Mideast Violence Takes Toll on Friends of the Diocese
Bishop's Bulletin (Diocese of Sioux Falls, South Dakota)
The Catholic Diocese of Sioux Falls has been building a relationship with the Church of the Visitation in the small Palestine village of Zababdeh. Located just one and one-half hours north of Jerusalem in the the West Bank region, Zababdeh is located in a primarily Muslim region.

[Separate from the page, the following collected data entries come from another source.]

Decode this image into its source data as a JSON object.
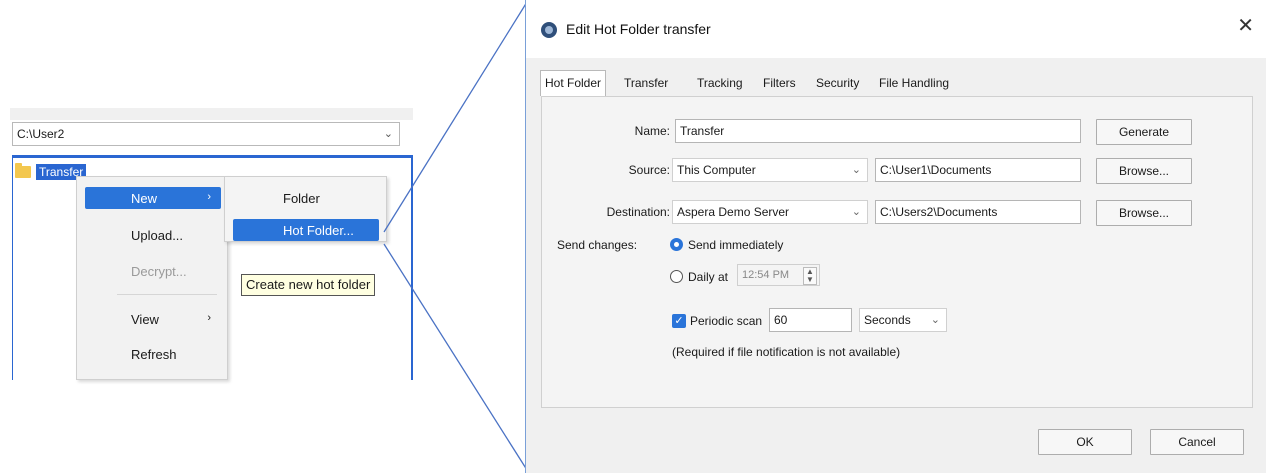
{
  "explorer": {
    "path_value": "C:\\User2",
    "tree_item": "Transfer"
  },
  "context_menu": {
    "items": [
      {
        "label": "New",
        "arrow": "›"
      },
      {
        "label": "Upload..."
      },
      {
        "label": "Decrypt..."
      },
      {
        "label": "View",
        "arrow": "›"
      },
      {
        "label": "Refresh"
      }
    ]
  },
  "submenu": {
    "items": [
      {
        "label": "Folder"
      },
      {
        "label": "Hot Folder..."
      }
    ]
  },
  "tooltip": "Create new hot folder",
  "dialog": {
    "title": "Edit Hot Folder transfer",
    "close": "✕",
    "tabs": [
      "Hot Folder",
      "Transfer",
      "Tracking",
      "Filters",
      "Security",
      "File Handling"
    ],
    "name_label": "Name:",
    "name_value": "Transfer",
    "generate_label": "Generate",
    "source_label": "Source:",
    "source_select": "This Computer",
    "source_path": "C:\\User1\\Documents",
    "browse_label": "Browse...",
    "destination_label": "Destination:",
    "destination_select": "Aspera Demo Server",
    "destination_path": "C:\\Users2\\Documents",
    "send_changes_label": "Send changes:",
    "send_immediately": "Send immediately",
    "daily_at": "Daily at",
    "daily_time": "12:54 PM",
    "periodic_scan": "Periodic scan",
    "scan_value": "60",
    "scan_unit": "Seconds",
    "scan_note": "(Required if file notification is not available)",
    "ok_label": "OK",
    "cancel_label": "Cancel"
  },
  "colors": {
    "accent": "#2a74d9",
    "tooltip_bg": "#ffffe1",
    "connector": "#4a72c4"
  }
}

Bishop Robert Carlson of the Diocese of Sioux Falls met the Latin Patriarch of Jerusalem, Michel Sabbah, and learned of the many struggles of the people in the Palestinian regions. Christians in the regions are a minority and many of the families live in poverty. The average family of eight earns $130 per month.
During a recent pilgrimage to the Holy Land, Bishop Carlson and the pilgrims stopped in Zababdeh for Mass and lunch. During the visit they met Marthame and Elizabeth Sanders, missionaries from the United States serving in the parish and school in Zababdeh.
The Sanders have been involved in international missionary work for the past five years. They find the work rewarding, but during the recent conflict in the region they find themselves in a new climate. "To live here is exhausting - emotionally and physically," said Marthame. "The West Bank is under closure, there are Israeli blockades between population areas, and every day is a constant reminder of occupation: planes fly low overhead, sonic booms rattle the entire building, power is cut off to nearby villages, work is drying up."
Zababdeh has not been a target in the attacks. The Sanders have concerns that there are many ways to attack an entire village without using a bomb. "We are all aware that, if all roads are sealed, then Zababdeh will not have electricity, because the village relies on petrol for the generator," explained Marthame. "It will not have water."
Even in lands under "total" Palestinian control, Israel forbids Palestinians from using wells or digging new ones - so people in Zababdeh, like most villages, must buy water from Israeli trucks. Zababdeh will not have much food, medicine, and other goods that all come from other towns. But we are still extremely fortunate. The roads have not been sealed, and we have water and electricity, and plenty of food and medicines."
Throughout the conflict the Sanders have been deeply touched. Marthame explained the pain runs very deep. "Losses are not only emotionally exhausting, but because there is not property insurance here, they are financially devastating too, leaving the victims homeless and penniless."
Being from the United States, the Sanders are often questioned about the United States relationship with Israel. Marthame says, "We are disappointed, and hope truly that our Congress and government can itself find balance, such that American involvement in the region might support the lives and aspirations of all residents of the Holy Land."